Second, why is their first reaction not only to tell me that the way I approached them was wrong, but that they know how to do it better. Despite having no experience being on the other side of the interaction, they still know a better way to do it. Not only does the I’m-a-dude-so-I-know-how-to-do-things-best attitude piss me off, but the assumption that I had the luxury to carefully plan how I would call them out and that I am just not strategical baffles me. As an organizer, I know how to pick the best strategies and tactics for my audience when I am planning a campaign or action. That is because I can usually plan a campaign or action in a rational and thoughtful manner with plenty of time. This does not apply to my daily interactions. Not only do I usually have to choose if and how to call a man out on the fly, but I have never been given any guidance or instruction in how to do it. I am figuring it out as I go along. Considering the fact that everything in society has socialized women NOT to address these situations and talk openly about patriarchy makes my act of bringing the issue up at all an incredible feat in itself.

Another thing that bugs me is the ‘the way you did it hurt my feelings’ line. As if it is my responsibility to make sure men’s feelings are not hurt. Not just in our general interactions, but even when I am giving them criticism. Memo to men: sometimes hearing criticism will cause you to feel bad about yourself. That is not my problem. The implication that I should not give criticism because it makes you feel bad (or that the way I gave the criticism hurt your feelings) is outrageous. Especially because – hello? – why do you think I’m giving you criticism in the first place? Because I think it’s fucking fun? “Oh, I hurt your feelings? How do you think I felt 10 minutes ago when you did XYZ patriarchal things, which is the REASON I had to talk to you in the first place??”. Way to privilege your feelings over the woman’s.

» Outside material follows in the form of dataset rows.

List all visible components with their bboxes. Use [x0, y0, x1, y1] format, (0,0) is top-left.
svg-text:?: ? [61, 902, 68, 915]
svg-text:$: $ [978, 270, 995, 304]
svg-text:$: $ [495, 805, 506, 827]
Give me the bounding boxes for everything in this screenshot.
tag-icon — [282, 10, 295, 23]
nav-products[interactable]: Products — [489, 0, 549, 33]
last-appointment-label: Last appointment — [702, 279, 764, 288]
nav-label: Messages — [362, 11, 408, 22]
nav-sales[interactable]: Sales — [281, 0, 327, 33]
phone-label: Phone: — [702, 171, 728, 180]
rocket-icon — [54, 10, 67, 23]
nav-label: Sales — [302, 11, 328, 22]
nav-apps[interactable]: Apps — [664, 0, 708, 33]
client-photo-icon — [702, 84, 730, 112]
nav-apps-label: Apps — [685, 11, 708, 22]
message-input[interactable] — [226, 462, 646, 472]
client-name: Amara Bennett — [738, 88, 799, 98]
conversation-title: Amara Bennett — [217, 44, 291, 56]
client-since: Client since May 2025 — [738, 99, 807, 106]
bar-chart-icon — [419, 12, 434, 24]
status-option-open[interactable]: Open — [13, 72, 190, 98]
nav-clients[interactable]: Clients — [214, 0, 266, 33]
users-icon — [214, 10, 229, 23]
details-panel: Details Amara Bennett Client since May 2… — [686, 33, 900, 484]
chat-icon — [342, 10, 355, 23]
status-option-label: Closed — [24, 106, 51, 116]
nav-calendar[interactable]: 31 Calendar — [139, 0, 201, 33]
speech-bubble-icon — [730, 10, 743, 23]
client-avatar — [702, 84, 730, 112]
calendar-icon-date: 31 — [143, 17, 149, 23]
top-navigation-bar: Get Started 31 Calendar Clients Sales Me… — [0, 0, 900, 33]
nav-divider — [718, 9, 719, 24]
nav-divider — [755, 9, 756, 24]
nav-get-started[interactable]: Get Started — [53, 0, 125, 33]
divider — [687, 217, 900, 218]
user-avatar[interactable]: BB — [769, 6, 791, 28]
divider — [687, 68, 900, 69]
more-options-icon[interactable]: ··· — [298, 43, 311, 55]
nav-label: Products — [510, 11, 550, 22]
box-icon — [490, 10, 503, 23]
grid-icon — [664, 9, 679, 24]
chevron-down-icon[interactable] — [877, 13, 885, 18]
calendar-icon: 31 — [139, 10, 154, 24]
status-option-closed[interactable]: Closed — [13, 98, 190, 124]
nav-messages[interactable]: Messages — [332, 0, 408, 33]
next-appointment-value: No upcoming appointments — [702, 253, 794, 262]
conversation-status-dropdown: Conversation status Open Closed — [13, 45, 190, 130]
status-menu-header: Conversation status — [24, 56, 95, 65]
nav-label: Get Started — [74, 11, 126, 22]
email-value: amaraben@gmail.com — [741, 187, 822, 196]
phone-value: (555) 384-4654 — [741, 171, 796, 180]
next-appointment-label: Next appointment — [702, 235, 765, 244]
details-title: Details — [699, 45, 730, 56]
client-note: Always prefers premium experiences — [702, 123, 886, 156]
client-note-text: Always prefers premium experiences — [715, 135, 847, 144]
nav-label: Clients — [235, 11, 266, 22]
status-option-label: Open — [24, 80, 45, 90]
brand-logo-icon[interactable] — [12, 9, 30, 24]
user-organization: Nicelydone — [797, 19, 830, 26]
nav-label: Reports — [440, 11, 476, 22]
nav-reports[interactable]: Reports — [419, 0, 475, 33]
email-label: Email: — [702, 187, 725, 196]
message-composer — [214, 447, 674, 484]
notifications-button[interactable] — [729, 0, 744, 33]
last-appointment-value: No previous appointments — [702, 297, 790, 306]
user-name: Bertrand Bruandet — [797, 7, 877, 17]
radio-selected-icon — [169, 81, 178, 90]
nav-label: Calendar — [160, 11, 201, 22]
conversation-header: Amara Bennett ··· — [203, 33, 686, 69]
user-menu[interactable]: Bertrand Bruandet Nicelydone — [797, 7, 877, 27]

Telling women that the way we brought things up hurt your feelings or was “ineffective” is just another way women are silenced into not saying anything.

And finally, why the hell do men think they have a right to never have their feelings hurt in the first place? (Let’s not even get into how most of them don’t want to acknowledge or talk about their feelings until suddenly -gasp!- I hurt them!) I think I know the answer to this one: privilege. People with privilege are accustomed to being comfortable, and feel entitled to feel comfortable all the time. They become angry when something, or someone, disrupts that spell of comfort. It scares them, and they want to push it away and/or avoid it rather than allow the feelings of discomfort to sit or to work through them. (If they actually did the work to push through these feelings, they may find that the discomfort was actually productive and allowed them to grow.) They mistake feeling uncomfortable for feeling unsafe. And rather than blame the oppressive systems that have allowed them to feel so comfortable all their lives while women bared the brunt of patriarchal oppression, they blame the women who point out the behavior.

https://i2.wp.com/www.jackyfleming.co.uk/postcards/temper.gif
image by jacky fleming

This is why I am so fed up with hearing that I didn’t call someone out the way they think I have should have. Maybe if they focused their attention on not being patriarchal, instead of critiquing my technique, I wouldn’t have to call them out in the first place.